Comentario: En el evangelio de Juan, cuya característica mayor son los “signos”, casi siempre se nos narra a continuación un discurso explicativo del sentido o dimensión del “signo” correspondiente. Y el signo y el discurso, aunque entre ellos exista una separación, ambos se unen en una frase que sintetiza el significado de la persona de Jesús para el hombre. La frase es la culminación del signo y del discurso correspondiente. Son los célebres “Yo soy” (= egó eimí, en griego, que es otra de las manifestaciones específicas del evangelio). El “Yo soy”, con una palabra añadida como especificación de lo que es, aparece siete veces: el pan, la luz, el pastor, la puerta, la resurrección , el camino- la verdad y la vida, la vid. Los “siete” simbolizan todo lo que el hombre necesita y lo que Jesús puede ofrecer.

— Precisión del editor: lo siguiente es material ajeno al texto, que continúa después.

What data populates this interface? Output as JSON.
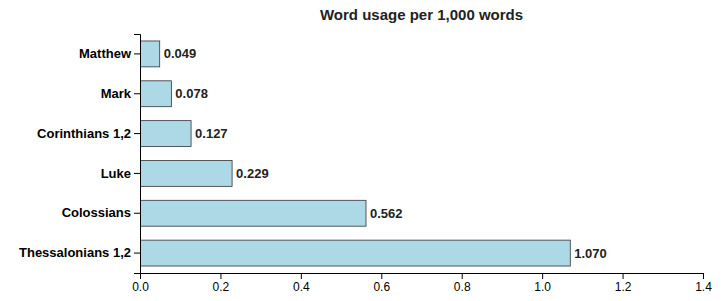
{
  "chart_data": {
    "type": "bar",
    "orientation": "horizontal",
    "title": "Word usage per 1,000 words",
    "categories": [
      "Thessalonians 1,2",
      "Colossians",
      "Luke",
      "Corinthians 1,2",
      "Mark",
      "Matthew"
    ],
    "values": [
      1.07,
      0.562,
      0.229,
      0.127,
      0.078,
      0.049
    ],
    "value_labels": [
      "1.070",
      "0.562",
      "0.229",
      "0.127",
      "0.078",
      "0.049"
    ],
    "data_labels": true,
    "color": "#add8e6",
    "xlim": [
      0,
      1.4
    ],
    "xticks": [
      {
        "value": 0.0,
        "label": "0.0"
      },
      0.2,
      0.4,
      0.6,
      0.8,
      {
        "value": 1.0,
        "label": "1.0"
      },
      1.2,
      1.4
    ],
    "grid": false
  }
}
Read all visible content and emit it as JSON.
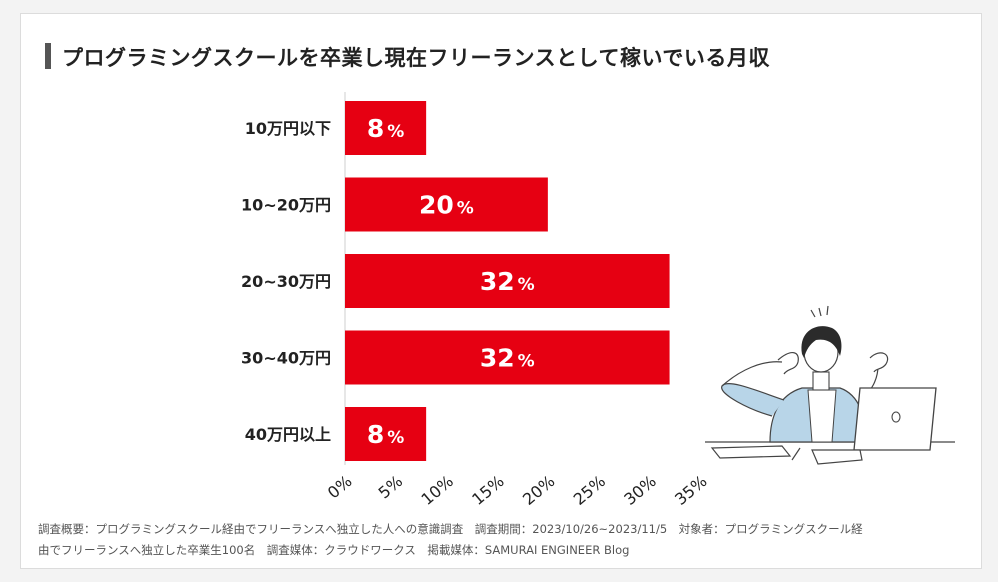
{
  "title": "プログラミングスクールを卒業し現在フリーランスとして稼いでいる月収",
  "chart_data": {
    "type": "bar",
    "orientation": "horizontal",
    "title": "プログラミングスクールを卒業し現在フリーランスとして稼いでいる月収",
    "categories": [
      "10万円以下",
      "10~20万円",
      "20~30万円",
      "30~40万円",
      "40万円以上"
    ],
    "values": [
      8,
      20,
      32,
      32,
      8
    ],
    "value_suffix": "%",
    "xlim": [
      0,
      35
    ],
    "xticks": [
      0,
      5,
      10,
      15,
      20,
      25,
      30,
      35
    ],
    "xtick_labels": [
      "0%",
      "5%",
      "10%",
      "15%",
      "20%",
      "25%",
      "30%",
      "35%"
    ],
    "xlabel": "",
    "ylabel": "",
    "grid": false,
    "bar_color": "#e60012"
  },
  "footnote": {
    "line1": "調査概要：プログラミングスクール経由でフリーランスへ独立した人への意識調査　調査期間：2023/10/26~2023/11/5　対象者：プログラミングスクール経",
    "line2": "由でフリーランスへ独立した卒業生100名　調査媒体：クラウドワークス　掲載媒体：SAMURAI ENGINEER Blog"
  },
  "colors": {
    "bar": "#e60012",
    "text": "#222222",
    "note": "#555555"
  }
}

El primero de los “Yo soy” aparece en la parte discursiva de la multiplicación del pan. Es el signo que mayores recursos nos ofrece en orden a entender lo que realmente es un “signo”. El relato que hoy nos corresponde comentar lo tenemos en Jn 6. Los dos domingos anteriores han estado ya centrados en dicho capítulo. Hoy la Liturgia sigue centrando nuestra reflexión en el mismo capítulo y lo mismo hará en los dos domingos siguientes. En total cinco. Lo advertimos porque vemos en esa repetición un exponente claro de la importancia que dicho capítulo, centrado en la eucaristía, como veremos en su momento, da al día del Señor y al banquete celebrado como memoria actualizada o presencializadora de todo el acontecimiento salvador.

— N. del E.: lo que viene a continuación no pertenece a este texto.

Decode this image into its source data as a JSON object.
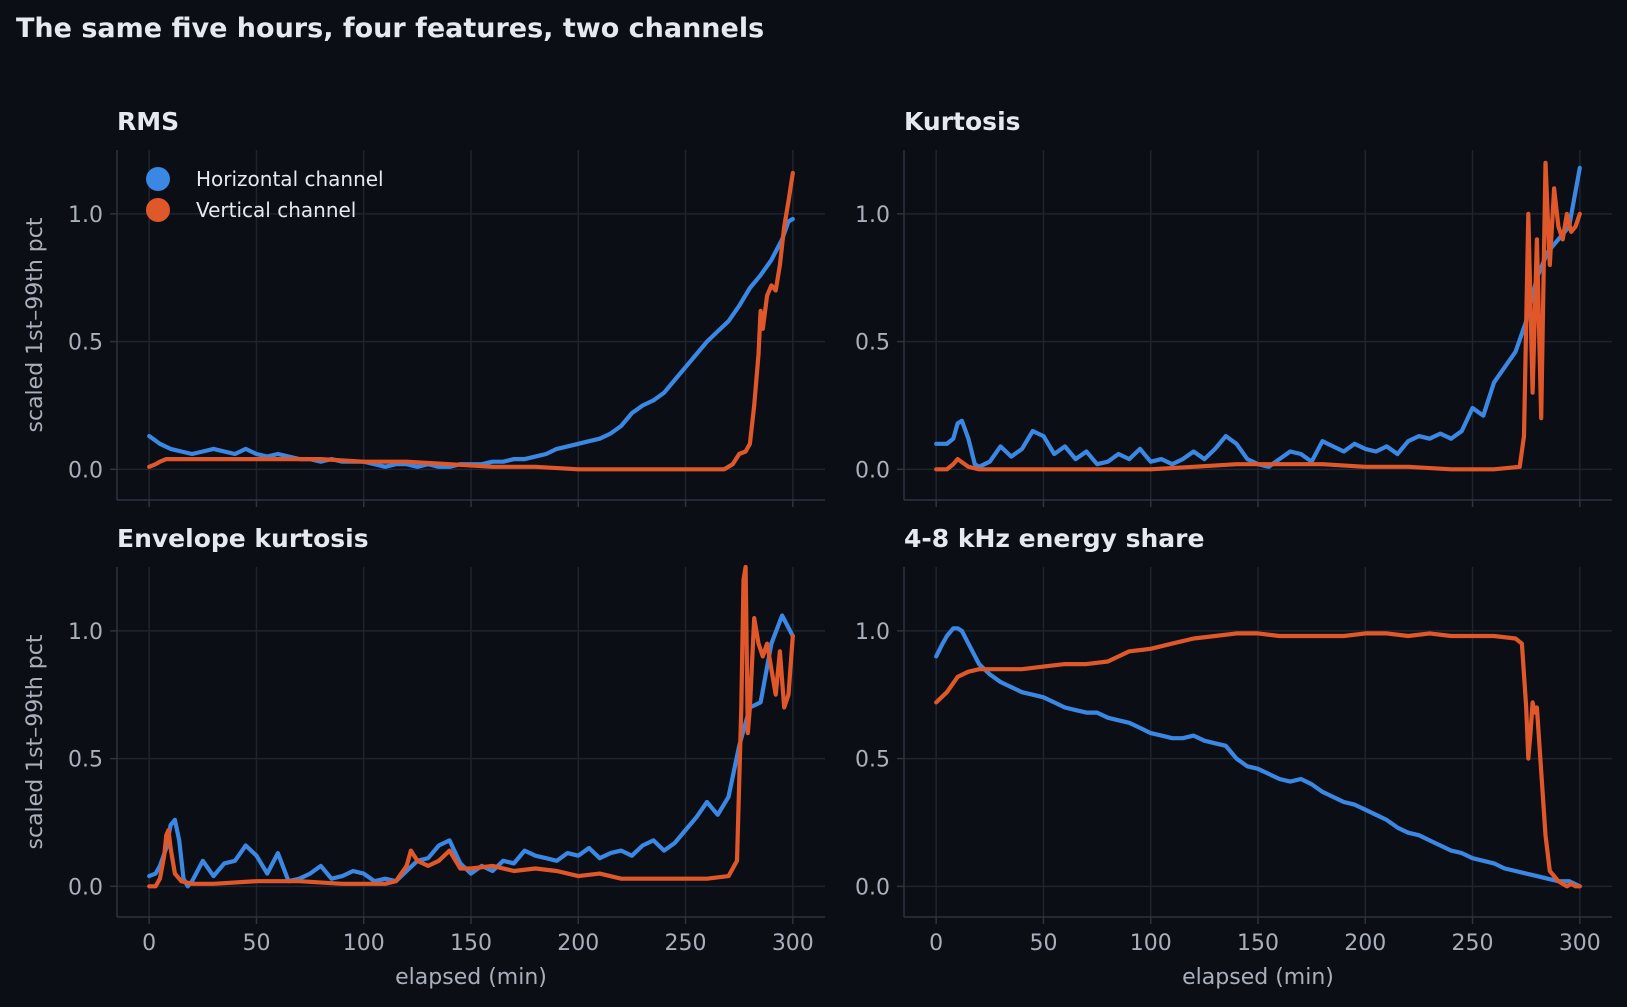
{
  "title": "The same five hours, four features, two channels",
  "colors": {
    "horizontal": "#3b87e4",
    "vertical": "#e0582a"
  },
  "legend": [
    {
      "name": "Horizontal channel",
      "color": "#3b87e4"
    },
    {
      "name": "Vertical channel",
      "color": "#e0582a"
    }
  ],
  "chart_data": [
    {
      "type": "line",
      "title": "RMS",
      "xlabel": "",
      "ylabel": "scaled 1st–99th pct",
      "xlim": [
        -15,
        315
      ],
      "ylim": [
        -0.12,
        1.25
      ],
      "xticks": [
        "0",
        "50",
        "100",
        "150",
        "200",
        "250",
        "300"
      ],
      "yticks": [
        "0.0",
        "0.5",
        "1.0"
      ],
      "legend": "top-left",
      "series": [
        {
          "name": "Horizontal channel",
          "x": [
            0,
            5,
            10,
            15,
            20,
            25,
            30,
            35,
            40,
            45,
            50,
            55,
            60,
            65,
            70,
            75,
            80,
            85,
            90,
            95,
            100,
            105,
            110,
            115,
            120,
            125,
            130,
            135,
            140,
            145,
            150,
            155,
            160,
            165,
            170,
            175,
            180,
            185,
            190,
            195,
            200,
            205,
            210,
            215,
            220,
            225,
            230,
            235,
            240,
            245,
            250,
            255,
            260,
            265,
            270,
            275,
            280,
            285,
            290,
            295,
            298,
            300
          ],
          "y": [
            0.13,
            0.1,
            0.08,
            0.07,
            0.06,
            0.07,
            0.08,
            0.07,
            0.06,
            0.08,
            0.06,
            0.05,
            0.06,
            0.05,
            0.04,
            0.04,
            0.03,
            0.04,
            0.03,
            0.03,
            0.03,
            0.02,
            0.01,
            0.02,
            0.02,
            0.01,
            0.02,
            0.01,
            0.01,
            0.02,
            0.02,
            0.02,
            0.03,
            0.03,
            0.04,
            0.04,
            0.05,
            0.06,
            0.08,
            0.09,
            0.1,
            0.11,
            0.12,
            0.14,
            0.17,
            0.22,
            0.25,
            0.27,
            0.3,
            0.35,
            0.4,
            0.45,
            0.5,
            0.54,
            0.58,
            0.64,
            0.71,
            0.76,
            0.82,
            0.9,
            0.97,
            0.98
          ]
        },
        {
          "name": "Vertical channel",
          "x": [
            0,
            3,
            5,
            8,
            10,
            15,
            20,
            40,
            60,
            80,
            100,
            120,
            140,
            160,
            180,
            200,
            220,
            240,
            260,
            268,
            272,
            275,
            278,
            280,
            282,
            284,
            285,
            286,
            288,
            290,
            292,
            294,
            296,
            298,
            300
          ],
          "y": [
            0.01,
            0.02,
            0.03,
            0.04,
            0.04,
            0.04,
            0.04,
            0.04,
            0.04,
            0.04,
            0.03,
            0.03,
            0.02,
            0.01,
            0.01,
            0.0,
            0.0,
            0.0,
            0.0,
            0.0,
            0.02,
            0.06,
            0.07,
            0.1,
            0.25,
            0.45,
            0.62,
            0.55,
            0.68,
            0.72,
            0.7,
            0.8,
            0.95,
            1.05,
            1.16
          ]
        }
      ]
    },
    {
      "type": "line",
      "title": "Kurtosis",
      "xlabel": "",
      "ylabel": "",
      "xlim": [
        -15,
        315
      ],
      "ylim": [
        -0.12,
        1.25
      ],
      "xticks": [
        "0",
        "50",
        "100",
        "150",
        "200",
        "250",
        "300"
      ],
      "yticks": [
        "0.0",
        "0.5",
        "1.0"
      ],
      "series": [
        {
          "name": "Horizontal channel",
          "x": [
            0,
            5,
            8,
            10,
            12,
            15,
            18,
            20,
            25,
            30,
            35,
            40,
            45,
            50,
            55,
            60,
            65,
            70,
            75,
            80,
            85,
            90,
            95,
            100,
            105,
            110,
            115,
            120,
            125,
            130,
            135,
            140,
            145,
            150,
            155,
            160,
            165,
            170,
            175,
            180,
            185,
            190,
            195,
            200,
            205,
            210,
            215,
            220,
            225,
            230,
            235,
            240,
            245,
            250,
            255,
            260,
            265,
            270,
            275,
            280,
            285,
            290,
            295,
            300
          ],
          "y": [
            0.1,
            0.1,
            0.12,
            0.18,
            0.19,
            0.12,
            0.02,
            0.01,
            0.03,
            0.09,
            0.05,
            0.08,
            0.15,
            0.13,
            0.06,
            0.09,
            0.04,
            0.07,
            0.02,
            0.03,
            0.06,
            0.04,
            0.08,
            0.03,
            0.04,
            0.02,
            0.04,
            0.07,
            0.04,
            0.08,
            0.13,
            0.1,
            0.04,
            0.02,
            0.01,
            0.04,
            0.07,
            0.06,
            0.03,
            0.11,
            0.09,
            0.07,
            0.1,
            0.08,
            0.07,
            0.09,
            0.06,
            0.11,
            0.13,
            0.12,
            0.14,
            0.12,
            0.15,
            0.24,
            0.21,
            0.34,
            0.4,
            0.46,
            0.58,
            0.75,
            0.85,
            0.9,
            0.95,
            1.18
          ]
        },
        {
          "name": "Vertical channel",
          "x": [
            0,
            5,
            8,
            10,
            15,
            20,
            50,
            100,
            120,
            140,
            160,
            180,
            200,
            220,
            240,
            260,
            272,
            274,
            276,
            278,
            280,
            282,
            284,
            286,
            288,
            290,
            292,
            294,
            296,
            298,
            300
          ],
          "y": [
            0.0,
            0.0,
            0.02,
            0.04,
            0.01,
            0.0,
            0.0,
            0.0,
            0.01,
            0.02,
            0.02,
            0.02,
            0.01,
            0.01,
            0.0,
            0.0,
            0.01,
            0.13,
            1.0,
            0.3,
            0.9,
            0.2,
            1.2,
            0.8,
            1.1,
            0.95,
            0.9,
            1.0,
            0.93,
            0.95,
            1.0
          ]
        }
      ]
    },
    {
      "type": "line",
      "title": "Envelope kurtosis",
      "xlabel": "elapsed (min)",
      "ylabel": "scaled 1st–99th pct",
      "xlim": [
        -15,
        315
      ],
      "ylim": [
        -0.12,
        1.25
      ],
      "xticks": [
        "0",
        "50",
        "100",
        "150",
        "200",
        "250",
        "300"
      ],
      "yticks": [
        "0.0",
        "0.5",
        "1.0"
      ],
      "series": [
        {
          "name": "Horizontal channel",
          "x": [
            0,
            3,
            5,
            8,
            10,
            12,
            14,
            16,
            18,
            20,
            25,
            30,
            35,
            40,
            45,
            50,
            55,
            60,
            65,
            70,
            75,
            80,
            85,
            90,
            95,
            100,
            105,
            110,
            115,
            120,
            125,
            130,
            135,
            140,
            145,
            150,
            155,
            160,
            165,
            170,
            175,
            180,
            185,
            190,
            195,
            200,
            205,
            210,
            215,
            220,
            225,
            230,
            235,
            240,
            245,
            250,
            255,
            260,
            265,
            270,
            275,
            280,
            285,
            290,
            295,
            300
          ],
          "y": [
            0.04,
            0.05,
            0.08,
            0.15,
            0.24,
            0.26,
            0.18,
            0.03,
            0.0,
            0.02,
            0.1,
            0.04,
            0.09,
            0.1,
            0.16,
            0.12,
            0.05,
            0.13,
            0.02,
            0.03,
            0.05,
            0.08,
            0.03,
            0.04,
            0.06,
            0.05,
            0.02,
            0.03,
            0.02,
            0.06,
            0.1,
            0.11,
            0.16,
            0.18,
            0.09,
            0.05,
            0.08,
            0.06,
            0.1,
            0.09,
            0.14,
            0.12,
            0.11,
            0.1,
            0.13,
            0.12,
            0.15,
            0.11,
            0.13,
            0.14,
            0.12,
            0.16,
            0.18,
            0.14,
            0.17,
            0.22,
            0.27,
            0.33,
            0.28,
            0.35,
            0.55,
            0.7,
            0.72,
            0.95,
            1.06,
            0.98
          ]
        },
        {
          "name": "Vertical channel",
          "x": [
            0,
            3,
            5,
            7,
            8,
            9,
            10,
            12,
            15,
            20,
            30,
            50,
            70,
            90,
            110,
            115,
            120,
            122,
            125,
            130,
            135,
            140,
            145,
            150,
            160,
            170,
            180,
            190,
            200,
            210,
            220,
            240,
            260,
            270,
            274,
            276,
            277,
            278,
            279,
            280,
            282,
            284,
            286,
            288,
            290,
            292,
            294,
            296,
            298,
            300
          ],
          "y": [
            0.0,
            0.0,
            0.03,
            0.12,
            0.2,
            0.22,
            0.15,
            0.05,
            0.02,
            0.01,
            0.01,
            0.02,
            0.02,
            0.01,
            0.01,
            0.02,
            0.08,
            0.14,
            0.1,
            0.08,
            0.1,
            0.14,
            0.07,
            0.07,
            0.08,
            0.06,
            0.07,
            0.06,
            0.04,
            0.05,
            0.03,
            0.03,
            0.03,
            0.04,
            0.1,
            0.7,
            1.2,
            1.25,
            0.6,
            0.7,
            1.05,
            0.95,
            0.9,
            0.95,
            0.85,
            0.75,
            0.92,
            0.7,
            0.75,
            0.98
          ]
        }
      ]
    },
    {
      "type": "line",
      "title": "4-8 kHz energy share",
      "xlabel": "elapsed (min)",
      "ylabel": "",
      "xlim": [
        -15,
        315
      ],
      "ylim": [
        -0.12,
        1.25
      ],
      "xticks": [
        "0",
        "50",
        "100",
        "150",
        "200",
        "250",
        "300"
      ],
      "yticks": [
        "0.0",
        "0.5",
        "1.0"
      ],
      "series": [
        {
          "name": "Horizontal channel",
          "x": [
            0,
            3,
            5,
            8,
            10,
            12,
            15,
            20,
            25,
            30,
            35,
            40,
            45,
            50,
            55,
            60,
            65,
            70,
            75,
            80,
            85,
            90,
            95,
            100,
            105,
            110,
            115,
            120,
            125,
            130,
            135,
            140,
            145,
            150,
            155,
            160,
            165,
            170,
            175,
            180,
            185,
            190,
            195,
            200,
            205,
            210,
            215,
            220,
            225,
            230,
            235,
            240,
            245,
            250,
            255,
            260,
            265,
            270,
            275,
            280,
            285,
            290,
            295,
            300
          ],
          "y": [
            0.9,
            0.95,
            0.98,
            1.01,
            1.01,
            1.0,
            0.95,
            0.87,
            0.83,
            0.8,
            0.78,
            0.76,
            0.75,
            0.74,
            0.72,
            0.7,
            0.69,
            0.68,
            0.68,
            0.66,
            0.65,
            0.64,
            0.62,
            0.6,
            0.59,
            0.58,
            0.58,
            0.59,
            0.57,
            0.56,
            0.55,
            0.5,
            0.47,
            0.46,
            0.44,
            0.42,
            0.41,
            0.42,
            0.4,
            0.37,
            0.35,
            0.33,
            0.32,
            0.3,
            0.28,
            0.26,
            0.23,
            0.21,
            0.2,
            0.18,
            0.16,
            0.14,
            0.13,
            0.11,
            0.1,
            0.09,
            0.07,
            0.06,
            0.05,
            0.04,
            0.03,
            0.02,
            0.02,
            0.0
          ]
        },
        {
          "name": "Vertical channel",
          "x": [
            0,
            5,
            10,
            15,
            20,
            25,
            30,
            40,
            50,
            60,
            70,
            80,
            90,
            100,
            110,
            120,
            130,
            140,
            150,
            160,
            170,
            180,
            190,
            200,
            210,
            220,
            230,
            240,
            250,
            260,
            270,
            273,
            275,
            276,
            277,
            278,
            279,
            280,
            282,
            284,
            286,
            288,
            290,
            292,
            294,
            296,
            298,
            300
          ],
          "y": [
            0.72,
            0.76,
            0.82,
            0.84,
            0.85,
            0.85,
            0.85,
            0.85,
            0.86,
            0.87,
            0.87,
            0.88,
            0.92,
            0.93,
            0.95,
            0.97,
            0.98,
            0.99,
            0.99,
            0.98,
            0.98,
            0.98,
            0.98,
            0.99,
            0.99,
            0.98,
            0.99,
            0.98,
            0.98,
            0.98,
            0.97,
            0.95,
            0.7,
            0.5,
            0.6,
            0.72,
            0.68,
            0.7,
            0.45,
            0.2,
            0.06,
            0.04,
            0.02,
            0.01,
            0.0,
            0.01,
            0.0,
            0.0
          ]
        }
      ]
    }
  ]
}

En la parte discursiva de este capítulo importantísimo deben distinguirse con toda claridad dos discursos: uno sobre el pan de la vida (Jn 6,23-51: que nosotros, por imperativo de la liturgia hemos dividido en dos partes; la que hoy comentamos es la segunda; la primera la expusimos el domingo pasado) y otro sobre el pan eucarístico (Jn 651-58). Fueron dos discursos independientes y autónomos. Queremos decir que no estaban yuxtapuestos como lo están hoy en el evangelio actual. La yuxtaposición del signo y de los dos discursos fue obra de un redactor posterior. Esperamos que en su momento podamos explicarnos un poco mejor. Lo que hoy nos parece más urgente es que tomemos conciencia de la diversidad de los dos discursos:
En el primero, que seguiremos llamándolo discurso sobre el pan de vida, “el protagonista es el Padre”. Aunque se hable, naturalmente, de Jesús como el pan de vida, como el enviado del Padre,el verdadero Protagonista es el Padre. La respuesta del hombre ante la acción de Dios es la fe: “que creáis en aquél que él ha enviado...” El discurso eucarístico, sin embargo, cambia de perspectiva: El verdadero protagonista es Jesús. El Padre sólo es mencionado una vez, y ello para acentuar el poder que tiene el Hijo de dar la vida (Jn 6,57). La respuesta aquí no es la fe -ésta se supone y anticipa como absolutamente necesaria en el discurso sobre el pan de vida, a modo de preparación para éste- sino comer y beber la carne y la sangre del Hijo del hombre.
El discurso sobre el pan de vida se halla polarizado en torno a dos grandes pensamientos: la exigencia de la fe, por parte de Jesús, y el rechazo de la misma por parte de la gente. Este tema, prácticamente único, se desarrolla de forma progresiva acentuándolos cada vez más.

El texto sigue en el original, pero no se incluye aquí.